Lawyers for the Georgia O’Keeffe Museum filed a legal challenge late Monday that seeks to prevent Fisk University from selling a stake in the collection that O’Keeffe donated to the historically Black university.
The cash-strapped school wants to sell a 50 percent share of the collection to the Crystal Bridges Museum of American Art for $30 million. The museum was founded by Alice Walton, daughter of late Wal-Mart founder Sam Walton.
The works also would split time between Fisk and the Bentonville, Ark., museum.
A spokesman for Fisk University did not immediately return a phone call seeking comment.
The Santa Fe, N.M.-based O’Keefe museum had filed an earlier lawsuit against the university’s plan to sell two works, including the “Radiator Building,” on the open market.
The school and the museum then reached a settlement in which the museum would get the “Radiator Building” painting for $7.5 million, and allowed the school to sell the other painting, one done by modernist Marsden Hartley.
A judge rejected that settlement, saying the terms of the Walton deal were better. The O’Keeffe museum then dropped its lawsuit.
In the latest legal challenge, the O’Keeffe museum’s lawyers said the Walton deal would violate the artist’s condition that the collection not be sold.
O’Keeffe in 1949 divided the bulk of her late husband Alfred Stieglitz’s nearly 1,000-piece collection of paintings, sculptures, prints and photos among six institutions.
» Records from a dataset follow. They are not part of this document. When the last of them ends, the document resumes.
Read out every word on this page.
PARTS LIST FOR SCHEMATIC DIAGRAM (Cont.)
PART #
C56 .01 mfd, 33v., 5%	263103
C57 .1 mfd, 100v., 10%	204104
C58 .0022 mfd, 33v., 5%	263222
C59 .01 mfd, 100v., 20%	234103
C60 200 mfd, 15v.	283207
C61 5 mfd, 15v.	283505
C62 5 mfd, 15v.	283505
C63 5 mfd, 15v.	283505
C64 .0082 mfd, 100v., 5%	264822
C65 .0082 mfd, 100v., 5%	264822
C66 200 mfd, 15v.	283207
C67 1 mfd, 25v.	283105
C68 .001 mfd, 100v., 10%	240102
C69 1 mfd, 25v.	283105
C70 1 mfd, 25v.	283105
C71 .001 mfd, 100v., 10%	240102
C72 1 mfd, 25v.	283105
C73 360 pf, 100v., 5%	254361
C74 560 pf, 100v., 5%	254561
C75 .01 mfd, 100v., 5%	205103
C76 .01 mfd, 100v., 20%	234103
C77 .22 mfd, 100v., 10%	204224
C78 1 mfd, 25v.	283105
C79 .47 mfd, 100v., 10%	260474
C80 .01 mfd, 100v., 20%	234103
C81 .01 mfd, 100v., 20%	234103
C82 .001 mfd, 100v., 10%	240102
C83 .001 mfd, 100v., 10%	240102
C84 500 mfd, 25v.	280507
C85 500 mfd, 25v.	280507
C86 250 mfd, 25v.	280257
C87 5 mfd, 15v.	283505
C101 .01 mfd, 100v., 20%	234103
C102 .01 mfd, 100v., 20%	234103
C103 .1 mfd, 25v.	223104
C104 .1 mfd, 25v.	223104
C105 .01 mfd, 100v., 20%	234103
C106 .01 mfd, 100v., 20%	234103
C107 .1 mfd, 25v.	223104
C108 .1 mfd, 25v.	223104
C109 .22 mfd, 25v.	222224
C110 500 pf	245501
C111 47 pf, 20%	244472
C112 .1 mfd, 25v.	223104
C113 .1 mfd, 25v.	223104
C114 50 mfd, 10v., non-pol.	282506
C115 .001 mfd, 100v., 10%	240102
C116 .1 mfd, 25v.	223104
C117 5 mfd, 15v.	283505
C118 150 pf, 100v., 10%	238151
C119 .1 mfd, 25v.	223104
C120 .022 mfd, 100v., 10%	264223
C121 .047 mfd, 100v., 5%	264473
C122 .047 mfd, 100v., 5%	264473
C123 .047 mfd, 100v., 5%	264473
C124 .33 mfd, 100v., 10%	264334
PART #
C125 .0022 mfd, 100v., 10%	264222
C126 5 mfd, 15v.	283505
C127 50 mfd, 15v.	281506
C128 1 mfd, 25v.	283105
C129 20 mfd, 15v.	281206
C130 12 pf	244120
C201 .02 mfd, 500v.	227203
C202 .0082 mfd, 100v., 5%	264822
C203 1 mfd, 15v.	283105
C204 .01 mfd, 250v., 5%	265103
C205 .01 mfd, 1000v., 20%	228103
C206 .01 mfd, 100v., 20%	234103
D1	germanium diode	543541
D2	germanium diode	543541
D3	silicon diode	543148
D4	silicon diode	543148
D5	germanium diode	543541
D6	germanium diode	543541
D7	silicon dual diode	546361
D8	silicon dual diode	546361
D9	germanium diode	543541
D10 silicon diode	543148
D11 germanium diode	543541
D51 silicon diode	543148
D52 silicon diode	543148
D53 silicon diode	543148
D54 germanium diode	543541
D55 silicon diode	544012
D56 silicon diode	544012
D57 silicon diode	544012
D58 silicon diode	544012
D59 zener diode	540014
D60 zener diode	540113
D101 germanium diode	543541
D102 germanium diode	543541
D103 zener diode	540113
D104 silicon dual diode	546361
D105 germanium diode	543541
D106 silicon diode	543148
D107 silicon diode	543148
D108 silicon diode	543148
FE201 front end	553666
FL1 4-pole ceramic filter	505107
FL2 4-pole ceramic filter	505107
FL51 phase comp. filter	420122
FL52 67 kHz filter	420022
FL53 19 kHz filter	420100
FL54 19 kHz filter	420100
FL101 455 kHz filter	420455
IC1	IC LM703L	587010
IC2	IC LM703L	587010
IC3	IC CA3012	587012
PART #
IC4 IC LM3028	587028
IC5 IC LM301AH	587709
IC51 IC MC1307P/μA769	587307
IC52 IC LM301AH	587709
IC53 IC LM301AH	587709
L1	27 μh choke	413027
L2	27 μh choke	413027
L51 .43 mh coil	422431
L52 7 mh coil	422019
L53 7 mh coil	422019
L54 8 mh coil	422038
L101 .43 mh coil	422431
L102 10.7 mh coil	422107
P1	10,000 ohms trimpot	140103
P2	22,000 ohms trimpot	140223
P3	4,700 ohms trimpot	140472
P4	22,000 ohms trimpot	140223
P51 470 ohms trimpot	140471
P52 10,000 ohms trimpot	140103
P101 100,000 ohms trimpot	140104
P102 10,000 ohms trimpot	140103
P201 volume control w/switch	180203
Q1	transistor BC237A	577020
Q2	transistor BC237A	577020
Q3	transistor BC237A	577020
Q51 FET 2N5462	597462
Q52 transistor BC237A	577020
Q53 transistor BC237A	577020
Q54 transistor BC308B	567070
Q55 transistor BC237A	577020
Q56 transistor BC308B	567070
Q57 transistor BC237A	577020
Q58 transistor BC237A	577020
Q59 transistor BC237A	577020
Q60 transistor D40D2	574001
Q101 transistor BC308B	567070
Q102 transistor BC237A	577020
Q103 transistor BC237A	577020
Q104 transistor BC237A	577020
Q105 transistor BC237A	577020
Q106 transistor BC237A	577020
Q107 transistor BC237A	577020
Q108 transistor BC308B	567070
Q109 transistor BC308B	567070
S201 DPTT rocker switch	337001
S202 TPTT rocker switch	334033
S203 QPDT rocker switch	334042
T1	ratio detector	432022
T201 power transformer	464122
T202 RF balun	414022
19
The artworks given to Fisk included her own 1927 “Radiator Building” oil painting and works by Pablo Picasso, Paul Cezanne, Pierre-Auguste Renoir and Henri Toulouse-Lautrec.
Under terms of the Walton deal, Crystal Bridges would also pledge $1 million to help Fisk renovate its Carl Van Vechten Gallery, which houses the Stieglitz Collection and is currently closed for repairs.
The collection is now in storage at Nashville’s Frist Center for the Visual Arts.
Fisk University was founded in 1866 to educate former slaves, but the school has struggled throughout its history to raise money and nearly closed 20 years ago because of lack of funding.